Incident Report for Fluid Attacks

Postmortem

Impact

An unknown number of users found the Fluid Attacks Platform, the API and the Agent unavailable. The issue started on UTC-5 24-03-05 19:47 and was proactively discovered 6 minutes (TTD) later by one of our monitoring tools, indicating the total outage of these components. The problem was resolved in 10 minutes (TTF) resulting in a total impact of 16 minutes (TTR).

Cause

During infrastructure preparation for IPv6 utilization, a routing change was made for our cloud environment, documented in this issue [1] and implemented through this MR [2]. However, AWS did not immediately reflect this change, causing unavailability across systems due to synchronization issues.
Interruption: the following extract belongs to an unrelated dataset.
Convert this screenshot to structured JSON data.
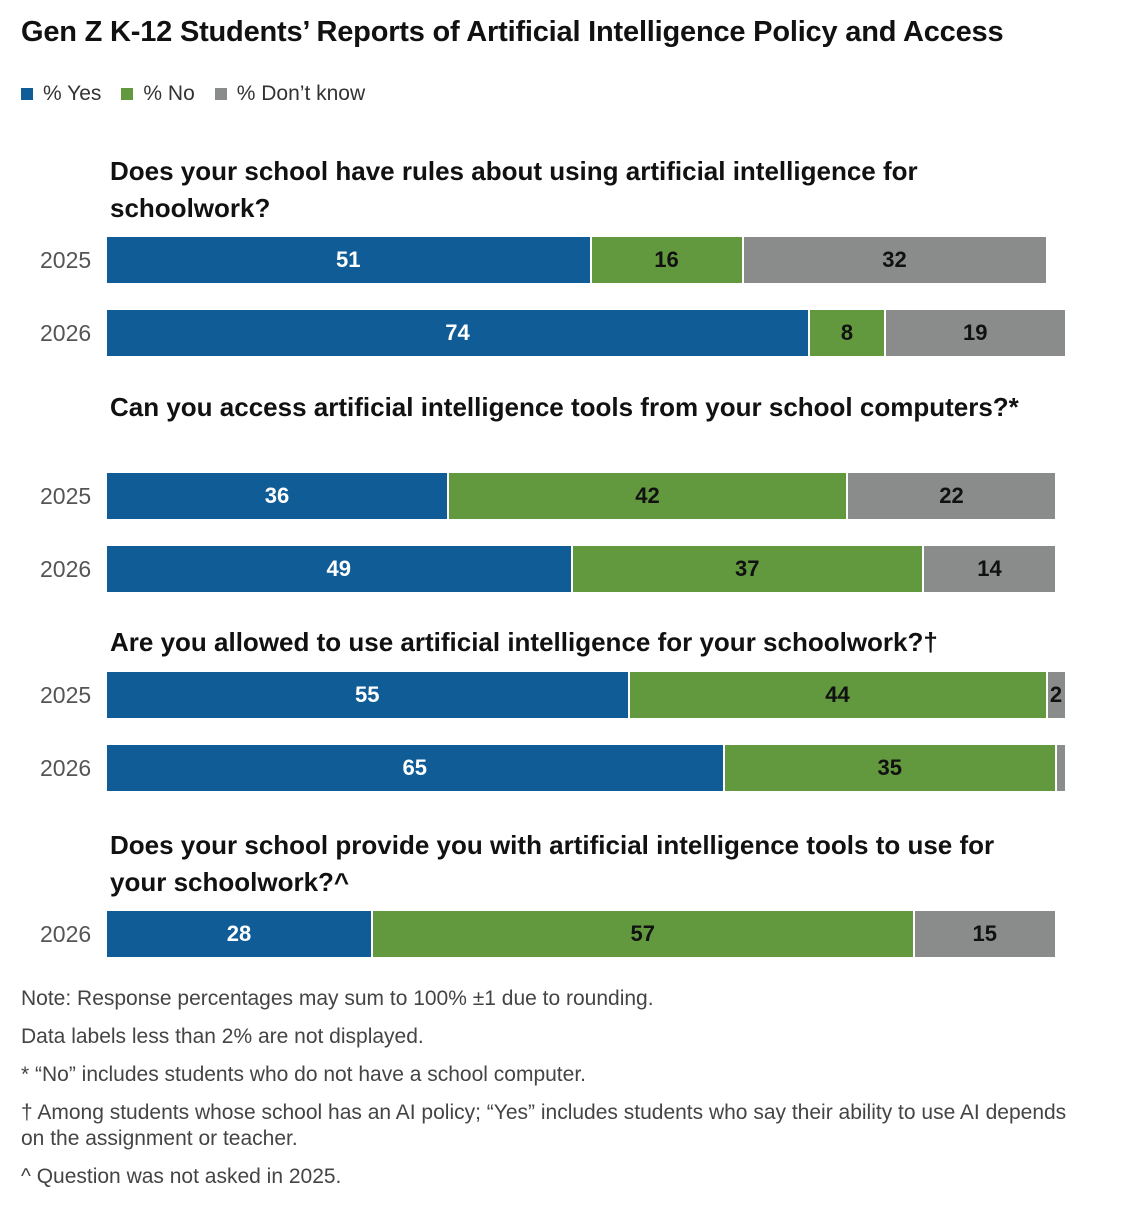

This delay in routing change implementation led to network subnets losing internet access.

Solution

The team redeployed the change to synchronize it in the cloud, enabling instances to regain internet access.

Conclusion

Given that the issue stemmed from an AWS error, it was impossible to test beforehand, However, moving forward, we will take into account potential latencies when applying routing changes within the AWS network. While it may be challenging to completely prevent outages due to this, the priority of addressing such incidents is relatively low, considering these components are rarely modified. INFRASTRUCTURE_ERROR < IMPOSSIBLE_TO_TEST

Posted Mar 06, 2024 - 18:25 GMT-05:00

Resolved

The issue was resolved and now all Fluid Attacks products are fully available.

Posted Mar 05, 2024 - 22:24 GMT-05:00

Identified

Some Fluid Attacks products are experiencing availability issues. Click for details: https://availability.fluidattacks.com

Posted Mar 05, 2024 - 19:53 GMT-05:00

This incident affected: Platform, Agent, and Extensions.